Он был порывистый и совершенно не светский человек. Светские мероприятия его сковывали, теснили обилием людей, все внимание которых было устремлено на него одного. Я думаю, отчасти именно этим объяснялась известная прямолинейность его движения среди публики, о которой злые языки шептали: «Идет, словно несет себя». За долгие годы литературного и общественного подполья, за 20 лет вермонтского уединения — как выработать светские манеры, и — зачем они ему? Чтобы нравится всем? Он не ставил себе такой задачи. И все-таки было ужасно обидно слышать от разных людей невозможную дичь о «диктаторских» замашках Солженицына, дичь, проистекавшую не только от недоброй воли, но и просто от полного непонимания «частной» природы этого человека, с определенного времени вынужденного ограждать свою личную жизнь от толпы.

И конечно, вся эта забота ложилась, в первую очередь, не на него, а на Наталью Дмитриевну. Это была самая трогательная пара в истории, наверное, всех знаменитых людей.

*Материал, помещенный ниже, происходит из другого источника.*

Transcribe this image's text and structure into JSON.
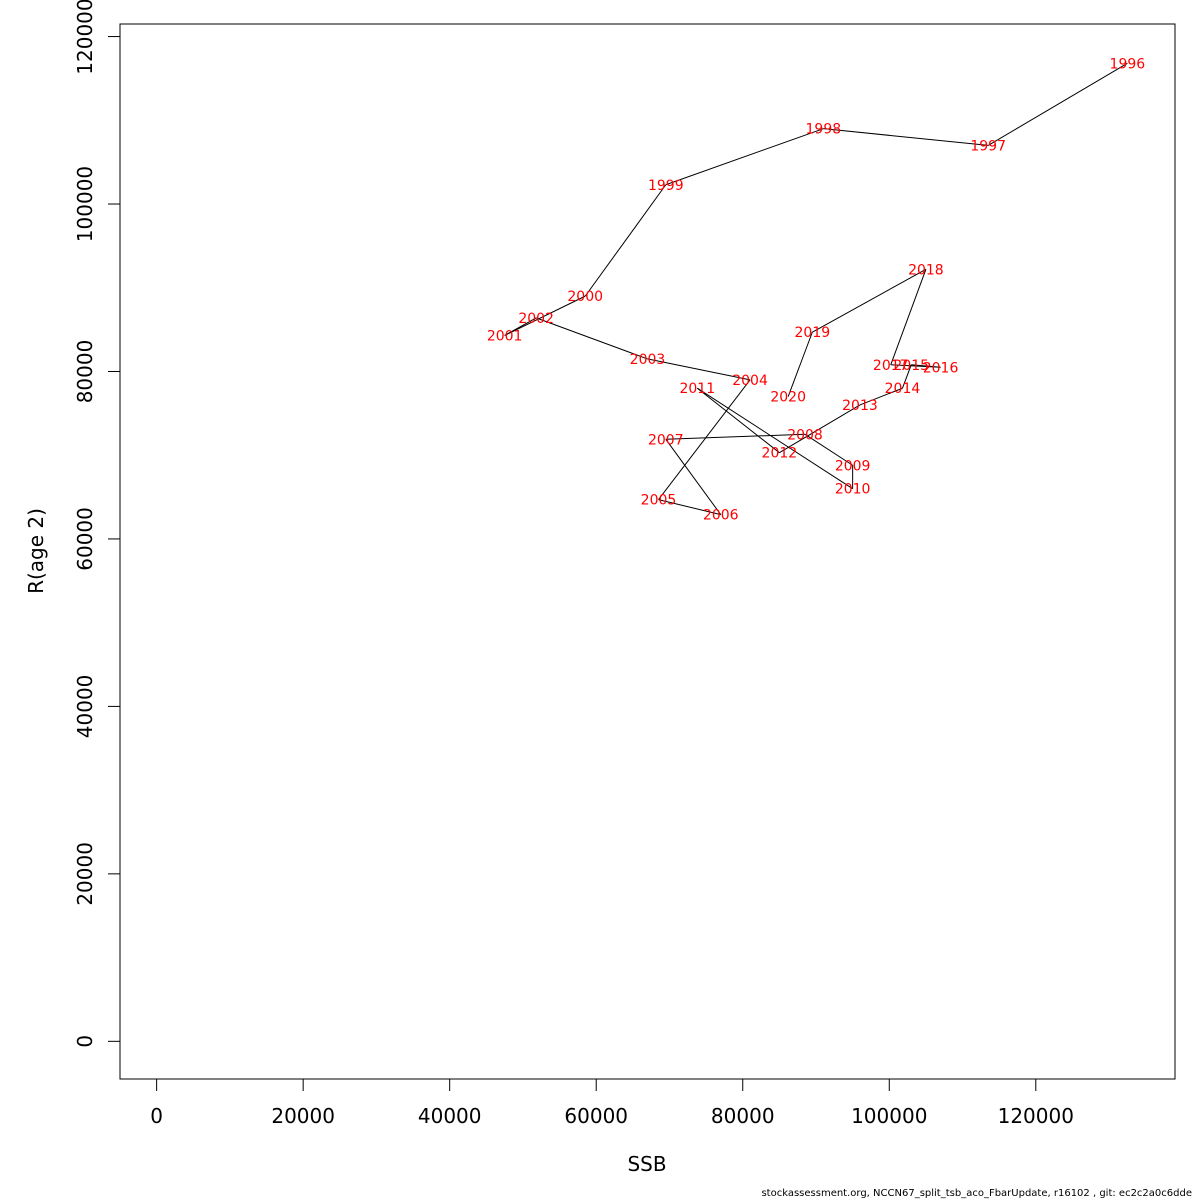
{
  "chart_data": {
    "type": "line",
    "xlabel": "SSB",
    "ylabel": "R(age 2)",
    "xlim": [
      -5000,
      139000
    ],
    "ylim": [
      -4500,
      121500
    ],
    "xticks": [
      0,
      20000,
      40000,
      60000,
      80000,
      100000,
      120000
    ],
    "yticks": [
      0,
      20000,
      40000,
      60000,
      80000,
      100000,
      120000
    ],
    "line_color": "#000000",
    "label_color": "#ff0000",
    "points": [
      {
        "label": "1996",
        "x": 132500,
        "y": 116800
      },
      {
        "label": "1997",
        "x": 113500,
        "y": 107000
      },
      {
        "label": "1998",
        "x": 91000,
        "y": 109000
      },
      {
        "label": "1999",
        "x": 69500,
        "y": 102300
      },
      {
        "label": "2000",
        "x": 58500,
        "y": 89000
      },
      {
        "label": "2001",
        "x": 47500,
        "y": 84300
      },
      {
        "label": "2002",
        "x": 51800,
        "y": 86400
      },
      {
        "label": "2003",
        "x": 67000,
        "y": 81500
      },
      {
        "label": "2004",
        "x": 81000,
        "y": 79000
      },
      {
        "label": "2005",
        "x": 68500,
        "y": 64700
      },
      {
        "label": "2006",
        "x": 77000,
        "y": 62900
      },
      {
        "label": "2007",
        "x": 69500,
        "y": 71900
      },
      {
        "label": "2008",
        "x": 88500,
        "y": 72500
      },
      {
        "label": "2009",
        "x": 95000,
        "y": 68800
      },
      {
        "label": "2010",
        "x": 95000,
        "y": 66000
      },
      {
        "label": "2011",
        "x": 73800,
        "y": 78000
      },
      {
        "label": "2012",
        "x": 85000,
        "y": 70300
      },
      {
        "label": "2013",
        "x": 96000,
        "y": 76000
      },
      {
        "label": "2014",
        "x": 101800,
        "y": 78000
      },
      {
        "label": "2015",
        "x": 103000,
        "y": 80800
      },
      {
        "label": "2016",
        "x": 107000,
        "y": 80500
      },
      {
        "label": "2017",
        "x": 100200,
        "y": 80800
      },
      {
        "label": "2018",
        "x": 105000,
        "y": 92200
      },
      {
        "label": "2019",
        "x": 89500,
        "y": 84700
      },
      {
        "label": "2020",
        "x": 86200,
        "y": 77000
      }
    ]
  },
  "footnote": "stockassessment.org, NCCN67_split_tsb_aco_FbarUpdate, r16102 , git: ec2c2a0c6dde"
}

На съемках первого документального фильма о нем Станислава Говорухина Солженицын спокойно и с какой-то удивительной радостью признался, что без Натальи Дмитриевны «ничего бы не сделал». Но в их отношениях никогда не присутствовало даже тени того, что называется «служением» жены великому мужу. Мы, разумеется, не знаем об их личных, ежедневных отношениях, но шила в мешке не утаишь, фальши не спрячешь, и здесь определенно не было ни малейшей фальши, принятой позы, а была счастливая семья, которой можно только позавидовать. Посмотрите на их детей — разве можно воспитать таких троих сыновей вне атмосферы семейного счастья, полного доверия и равенства между отцом и матерью? И об этом, может быть, в первую очередь надо говорить на уроках в школе, где уже изучают Солженицына как русского классика. Не пугайте вы, ради Бога, детей Солженицыным «трибуном» и «совестью нации». Не поймут они этого. Расскажите о том, какую счастливую жизнь прожил этот человек, несмотря на все испытания, которые ему выпали.

2008

Трудный Трифонов. К 80-летию автора «Дома на набережной»

Иногда мне кажется, его просто не было.

Проза Трифонова — явление исключительное в литературе поздней советской эпохи. Недаром из его многочисленных последователей и подражателей, пожалуй, только Владимир Маканин вырос в самостоятельного писателя. Остальных (их легион) читать стыдно, на что язвительно обратил внимание в своих дневниках Юрий Нагибин еще при жизни Трифонова. Трифоновские «ученики» взяли его осторожность, холодноватость, «объективность» на вооружение как прием, превратив это в «достоинство» и тем самым прикрыв собственную духовную кастрированность и интеллектуальный пустоцвет. После Трифонова стало модно подробно описывать коммунальные кухни и сортиры, красно-зеленые абажуры и пыльные ряды книжных полок до потолка. Стало заманчиво избегать отчетливого авторского отношения к героям, моральных оценок, не говоря уже о «катарсисе» (душевном взрыве и внутреннем очищении благодаря ему), наличие которого стало почитаться дурным тоном, и уж совсем не говоря об просветительской миссии литературы, которую вообще-то никто не отменял.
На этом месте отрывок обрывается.